Die Antragstellerinnen wollen die Haftung für die Verbindlichkeiten des W. G. auf dessen Nachlass beschränken und haben deswegen bei dem Nachlassgericht Gotha die Anordnung der Nachlassverwaltung hinsichtlich des Nachlasses des W. G. beantragt. Sie haben die Auffassung vertreten, das Antragsrecht nach § 1981 Abs. 1 BGB stehe nicht nur dem unmittelbaren Erben, sondern auch den Erbeserben zu. Da der Nachlass überschuldet gewesen sei, sei der Antrag wohl nach § 1982 BGB abzulehnen.

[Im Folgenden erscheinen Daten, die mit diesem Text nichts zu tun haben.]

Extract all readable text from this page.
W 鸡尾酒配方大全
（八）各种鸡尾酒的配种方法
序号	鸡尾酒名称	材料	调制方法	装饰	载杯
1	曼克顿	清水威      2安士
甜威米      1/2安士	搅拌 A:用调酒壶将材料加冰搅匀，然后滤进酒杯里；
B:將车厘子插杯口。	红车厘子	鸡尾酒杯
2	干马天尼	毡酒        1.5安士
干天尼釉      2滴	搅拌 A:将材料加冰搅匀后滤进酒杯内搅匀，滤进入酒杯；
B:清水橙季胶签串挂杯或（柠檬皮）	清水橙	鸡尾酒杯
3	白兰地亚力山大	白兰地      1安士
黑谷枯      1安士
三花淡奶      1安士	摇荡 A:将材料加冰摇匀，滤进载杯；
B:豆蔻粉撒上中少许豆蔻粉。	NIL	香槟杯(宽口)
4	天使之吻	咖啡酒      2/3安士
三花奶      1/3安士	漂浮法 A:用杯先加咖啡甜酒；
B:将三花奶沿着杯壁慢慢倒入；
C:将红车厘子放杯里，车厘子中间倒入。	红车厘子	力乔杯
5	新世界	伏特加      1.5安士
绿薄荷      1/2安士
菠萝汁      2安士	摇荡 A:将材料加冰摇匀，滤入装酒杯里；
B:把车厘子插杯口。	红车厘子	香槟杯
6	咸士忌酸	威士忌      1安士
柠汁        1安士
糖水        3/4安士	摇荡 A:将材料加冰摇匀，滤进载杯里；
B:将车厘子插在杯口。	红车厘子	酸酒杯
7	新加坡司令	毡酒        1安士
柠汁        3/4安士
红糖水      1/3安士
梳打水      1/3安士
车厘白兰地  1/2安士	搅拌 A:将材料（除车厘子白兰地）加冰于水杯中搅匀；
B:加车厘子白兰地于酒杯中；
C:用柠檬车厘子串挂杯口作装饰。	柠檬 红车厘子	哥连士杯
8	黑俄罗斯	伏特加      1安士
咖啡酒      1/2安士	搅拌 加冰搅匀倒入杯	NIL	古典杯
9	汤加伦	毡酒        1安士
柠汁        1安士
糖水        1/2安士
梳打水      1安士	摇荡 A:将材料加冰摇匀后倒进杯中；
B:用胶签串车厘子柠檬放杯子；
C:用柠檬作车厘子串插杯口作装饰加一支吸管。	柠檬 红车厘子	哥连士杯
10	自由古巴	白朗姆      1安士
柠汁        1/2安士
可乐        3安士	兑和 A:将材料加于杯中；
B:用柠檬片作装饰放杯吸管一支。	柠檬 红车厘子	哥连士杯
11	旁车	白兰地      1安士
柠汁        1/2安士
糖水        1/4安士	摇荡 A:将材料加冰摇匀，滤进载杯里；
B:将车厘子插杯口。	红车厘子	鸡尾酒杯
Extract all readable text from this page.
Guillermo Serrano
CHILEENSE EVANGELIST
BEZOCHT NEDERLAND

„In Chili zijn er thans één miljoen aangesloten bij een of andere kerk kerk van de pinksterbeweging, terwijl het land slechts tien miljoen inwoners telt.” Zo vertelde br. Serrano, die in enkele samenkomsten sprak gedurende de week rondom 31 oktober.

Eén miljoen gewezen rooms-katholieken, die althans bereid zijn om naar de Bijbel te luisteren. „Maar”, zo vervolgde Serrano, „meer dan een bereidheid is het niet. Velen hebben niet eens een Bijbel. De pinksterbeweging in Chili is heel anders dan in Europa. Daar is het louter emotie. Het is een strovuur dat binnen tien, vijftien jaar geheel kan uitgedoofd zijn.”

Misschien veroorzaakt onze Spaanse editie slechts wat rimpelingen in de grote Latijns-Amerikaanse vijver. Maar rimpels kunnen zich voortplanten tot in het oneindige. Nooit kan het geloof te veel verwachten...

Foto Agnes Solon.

Konkrete Angaben zur Masse haben sie nicht gemacht.
Das Nachlassgericht hat den Antrag am 8.4.2008 abgelehnt, da das Antragsrecht nur den Erben, nicht hingegen den Erbeserben zustehe.
Die gegen diese Entscheidung eingelegte Beschwerde hat das LG Erfurt am 17.6.2008 zurückgewiesen. (...)
Aus den Gründen
Die nach den §§ 27 Abs. 1, 29 Abs. 1 FGG zulässige weitere Beschwerde hat auch in der Sache Erfolg. Die angefochtene Entscheidung des LG Erfurt beruht auf einem Rechtsfehler, §§ 27 FGG, 546 ZPO.

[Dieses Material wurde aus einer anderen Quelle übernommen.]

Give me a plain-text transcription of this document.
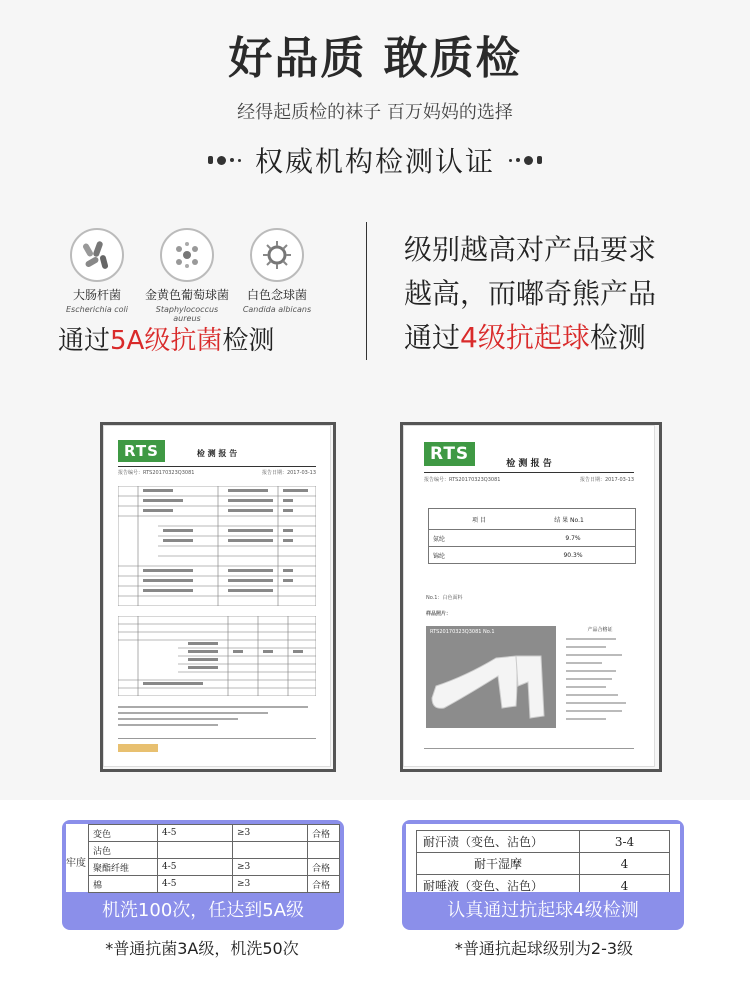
好品质 敢质检
经得起质检的袜子 百万妈妈的选择
权威机构检测认证
大肠杆菌
Escherichia coli
金黄色葡萄球菌
Staphylococcus aureus
白色念球菌
Candida albicans
通过5A级抗菌检测
级别越高对产品要求
越高，而嘟奇熊产品
通过4级抗起球检测
RTS	检 测 报 告
报告编号：RTS20170323Q3081	报告日期：2017-03-13
RTS	检 测 报 告
报告编号：RTS20170323Q3081	报告日期：2017-03-13
项 目	结 果 No.1
氨纶	9.7%
锦纶	90.3%
No.1：白色面料
样品照片：
RTS20170323Q3081 No.1	产品合格证
牢度
变色	4-5	≥3	合格
沾色			
聚酯纤维	4-5	≥3	合格
棉	4-5	≥3	合格
机洗100次，任达到5A级
*普通抗菌3A级，机洗50次
耐汗渍（变色、沾色）	3-4
耐干湿摩	4
耐唾液（变色、沾色）	4
认真通过抗起球4级检测
*普通抗起球级别为2-3级
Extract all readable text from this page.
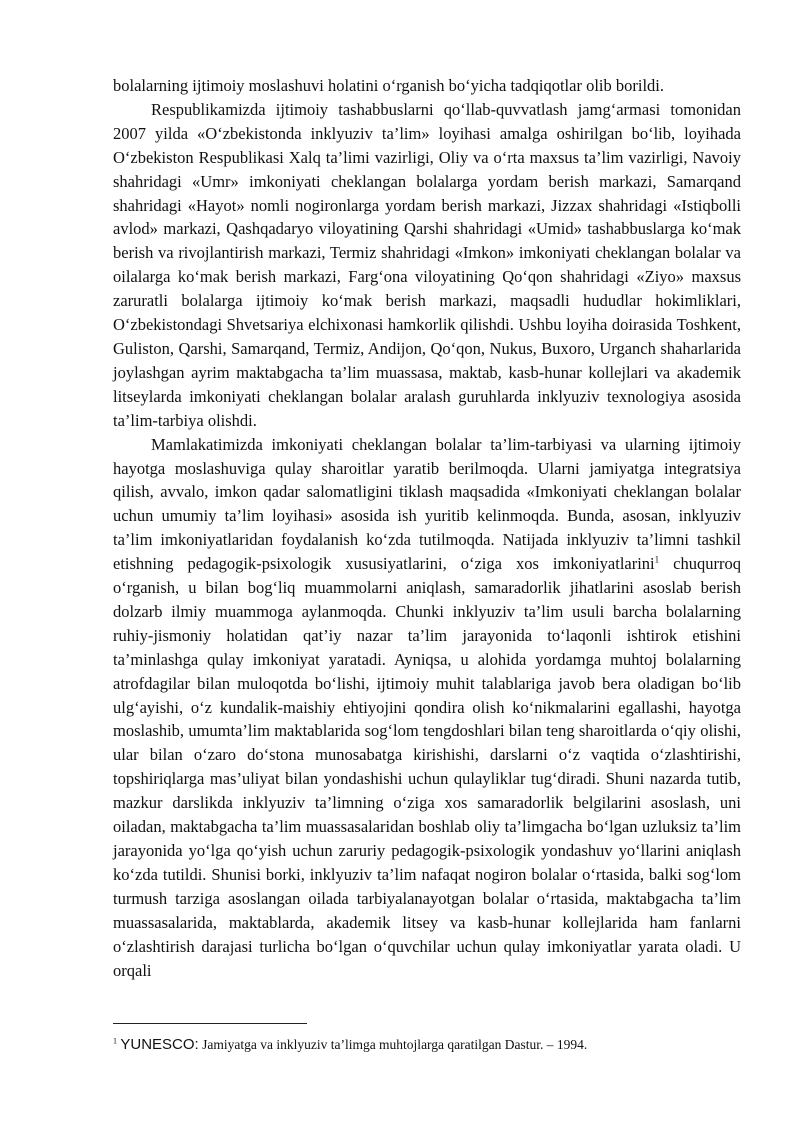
bolalarning ijtimoiy moslashuvi holatini o‘rganish bo‘yicha tadqiqotlar olib borildi.

Respublikamizda ijtimoiy tashabbuslarni qo‘llab-quvvatlash jamg‘armasi tomonidan 2007 yilda «O‘zbekistonda inklyuziv ta’lim» loyihasi amalga oshirilgan bo‘lib, loyihada O‘zbekiston Respublikasi Xalq ta’limi vazirligi, Oliy va o‘rta maxsus ta’lim vazirligi, Navoiy shahridagi «Umr» imkoniyati cheklangan bolalarga yordam berish markazi, Samarqand shahridagi «Hayot» nomli nogironlarga yordam berish markazi, Jizzax shahridagi «Istiqbolli avlod» markazi, Qashqadaryo viloyatining Qarshi shahridagi «Umid» tashabbuslarga ko‘mak berish va rivojlantirish markazi, Termiz shahridagi «Imkon» imkoniyati cheklangan bolalar va oilalarga ko‘mak berish markazi, Farg‘ona viloyatining Qo‘qon shahridagi «Ziyo» maxsus zaruratli bolalarga ijtimoiy ko‘mak berish markazi, maqsadli hududlar hokimliklari, O‘zbekistondagi Shvetsariya elchixonasi hamkorlik qilishdi. Ushbu loyiha doirasida Toshkent, Guliston, Qarshi, Samarqand, Termiz, Andijon, Qo‘qon, Nukus, Buxoro, Urganch shaharlarida joylashgan ayrim maktabgacha ta’lim muassasa, maktab, kasb-hunar kollejlari va akademik litseylarda imkoniyati cheklangan bolalar aralash guruhlarda inklyuziv texnologiya asosida ta’lim-tarbiya olishdi.

Mamlakatimizda imkoniyati cheklangan bolalar ta’lim-tarbiyasi va ularning ijtimoiy hayotga moslashuviga qulay sharoitlar yaratib berilmoqda. Ularni jamiyatga integratsiya qilish, avvalo, imkon qadar salomatligini tiklash maqsadida «Imkoniyati cheklangan bolalar uchun umumiy ta’lim loyihasi» asosida ish yuritib kelinmoqda. Bunda, asosan, inklyuziv ta’lim imkoniyatlaridan foydalanish ko‘zda tutilmoqda. Natijada inklyuziv ta’limni tashkil etishning pedagogik-psixologik xususiyatlarini, o‘ziga xos imkoniyatlarini$^1$ chuqurroq o‘rganish, u bilan bog‘liq muammolarni aniqlash, samaradorlik jihatlarini asoslab berish dolzarb ilmiy muammoga aylanmoqda. Chunki inklyuziv ta’lim usuli barcha bolalarning ruhiy-jismoniy holatidan qat’iy nazar ta’lim jarayonida to‘laqonli ishtirok etishini ta’minlashga qulay imkoniyat yaratadi. Ayniqsa, u alohida yordamga muhtoj bolalarning atrofdagilar bilan muloqotda bo‘lishi, ijtimoiy muhit talablariga javob bera oladigan bo‘lib ulg‘ayishi, o‘z kundalik-maishiy ehtiyojini qondira olish ko‘nikmalarini egallashi, hayotga moslashib, umumta’lim maktablarida sog‘lom tengdoshlari bilan teng sharoitlarda o‘qiy olishi, ular bilan o‘zaro do‘stona munosabatga kirishishi, darslarni o‘z vaqtida o‘zlashtirishi, topshiriqlarga mas’uliyat bilan yondashishi uchun qulayliklar tug‘diradi. Shuni nazarda tutib, mazkur darslikda inklyuziv ta’limning o‘ziga xos samaradorlik belgilarini asoslash, uni oiladan, maktabgacha ta’lim muassasalaridan boshlab oliy ta’limgacha bo‘lgan uzluksiz ta’lim jarayonida yo‘lga qo‘yish uchun zaruriy pedagogik-psixologik yondashuv yo‘llarini aniqlash ko‘zda tutildi. Shunisi borki, inklyuziv ta’lim nafaqat nogiron bolalar o‘rtasida, balki sog‘lom turmush tarziga asoslangan oilada tarbiyalanayotgan bolalar o‘rtasida, maktabgacha ta’lim muassasalarida, maktablarda, akademik litsey va kasb-hunar kollejlarida ham fanlarni o‘zlashtirish darajasi turlicha bo‘lgan o‘quvchilar uchun qulay imkoniyatlar yarata oladi. U orqali

$^1$ YUNESCO: Jamiyatga va inklyuziv ta’limga muhtojlarga qaratilgan Dastur. – 1994.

Entgegen der Auffassung der Vorinstanzen steht das Recht, die Anordnung der Nachlassverwaltung zu beantragen, nicht nur dem unmittelbaren Erben, sondern auch dem Erbeserben zu und unterliegt keinen zeitlichen Beschränkungen.
Nach § 1981 Abs. 1 BGB ist die Nachlassverwaltung von dem Nachlassgericht anzuordnen, wenn der Erbe die Anordnung beantragt. Weitere Voraussetzungen oder eine zeitliche Begrenzung sieht § 1981 BGB nicht vor. Nach § 2013 Abs. 1 Satz 1 BGB steht dem Erben nur dann kein Antragsrecht zu, wenn er für die Nachlassverbindlichkeiten (bereits) unbeschränkt haftet. Miterben können die Nachlassverwaltung nur gemeinschaftlich und vor Erbauseinandersetzung beantragen (§ 2062 BGB). Neben den Erben sieht das Gesetz nur für den Nachlassgläubiger (§ 1981 Abs. 2 BGB), den Nacherben (§ 2144 BGB) und den Erbschaftskäufer (§ 2383 BGB) ein Antragsrecht ausdrücklich vor.

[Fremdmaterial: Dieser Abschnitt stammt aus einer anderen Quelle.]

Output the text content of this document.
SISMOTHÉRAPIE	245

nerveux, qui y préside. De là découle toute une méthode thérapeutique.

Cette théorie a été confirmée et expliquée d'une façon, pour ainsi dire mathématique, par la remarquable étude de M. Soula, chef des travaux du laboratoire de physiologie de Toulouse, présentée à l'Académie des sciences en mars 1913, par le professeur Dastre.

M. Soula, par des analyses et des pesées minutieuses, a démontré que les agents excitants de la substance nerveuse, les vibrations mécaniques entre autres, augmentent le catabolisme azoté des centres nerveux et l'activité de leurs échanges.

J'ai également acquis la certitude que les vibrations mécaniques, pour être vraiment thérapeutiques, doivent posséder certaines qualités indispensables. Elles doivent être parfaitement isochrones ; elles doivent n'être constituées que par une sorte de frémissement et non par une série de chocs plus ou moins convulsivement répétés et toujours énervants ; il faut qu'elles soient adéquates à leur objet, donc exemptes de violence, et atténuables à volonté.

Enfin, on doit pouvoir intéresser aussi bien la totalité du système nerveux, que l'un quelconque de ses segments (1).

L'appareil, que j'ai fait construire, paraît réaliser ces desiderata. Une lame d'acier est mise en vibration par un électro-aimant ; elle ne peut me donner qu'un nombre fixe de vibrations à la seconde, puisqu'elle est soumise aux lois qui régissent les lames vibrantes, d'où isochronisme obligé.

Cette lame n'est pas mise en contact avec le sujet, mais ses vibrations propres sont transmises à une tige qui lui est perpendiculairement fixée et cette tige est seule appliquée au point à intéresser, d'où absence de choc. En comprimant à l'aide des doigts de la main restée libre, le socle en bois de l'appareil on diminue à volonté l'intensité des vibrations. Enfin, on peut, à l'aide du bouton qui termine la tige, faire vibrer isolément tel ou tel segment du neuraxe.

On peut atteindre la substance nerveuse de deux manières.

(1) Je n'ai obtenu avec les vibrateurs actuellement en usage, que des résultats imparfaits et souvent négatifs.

Aus dem Fehlen einer ausdrücklichen Regelung auch für den Erbeserben ist jedoch nicht zu schließen, dass ihm ein Antragsrecht nicht zustehen soll. Seine Berechtigung ergibt sich vielmehr unmittelbar aus § 1922 BGB. Die in § 1922 BGB normierte Gesamtrechtsfolge bedeutet den Übergang aller vererblichen Rechtspositionen auf den Erben. So gehen nicht nur das Aktivvermögen und die Verbindlichkeiten (sei es unmittelbar nach § 1922 BGB oder nach § 1967), sondern auch sonstige bestehende vermögensrechtliche Rechtslagen, wie z. B. ein Anwartschaftsrecht oder die Bindung an ein Vertragsangebot, über, soweit sie nicht kraft Gesetzes oder aufgrund vertraglicher Vereinbarung in besonderem Maße personenbezogen sind. Im Zweifel ist von der Vererblichkeit auszugehen, da § 1922 BGB die Regel des Übergangs formuliert (vgl. Leipold in MüKo/BGB, § 1922 Rn 16, 21; Soergel/Stein, 13. Aufl., § 1922 Rn 14). Die Möglichkeit der Haftungsbeschränkung auf den Nachlass stellt eine solche vermögensrechtliche Rechtslage dar. Weder weist diese Position besondere personellen Bezüge auf noch ändert sich mit dem Rechtsübergang auf den Erbeserben der Inhalt der Rechts. Auch gereicht der Übergang auf den Erbeserben den Nachlassgläubigern nicht zum Nachteil. Diese müssen nämlich auch zu Lebzeiten des Erben ohne zeitliche Beschränkung und ohne Rücksicht auf eine erfolgte Vermischung des Nachlasses mit dem Eigenvermögen des Erben jederzeit mit einer Berufung des Erben auf die beschränkte Erbenhaftung rechnen. Eine Einschränkung dieses Rechts kommt nur dann in Betracht, wenn der Erbe durch sein Verhalten zu verstehen gegeben hat, er werde dieses Recht nicht mehr geltend machen; nur dann kann sein Recht, sich auf die beschränkte Haftung zu berufen und damit bereits sein Antragsrecht nach 1981 Abs. 1 BGB verwirkt sein. Dafür ist vorliegend aber nichts ersichtlich. Durch den Übergang der Rechtsposition auf den Erbeserben ändert sich die Rechtsposition des Nachlassgläubigers nicht. Ebenso wie von dem Erben kann er nun von dem Erbeserb...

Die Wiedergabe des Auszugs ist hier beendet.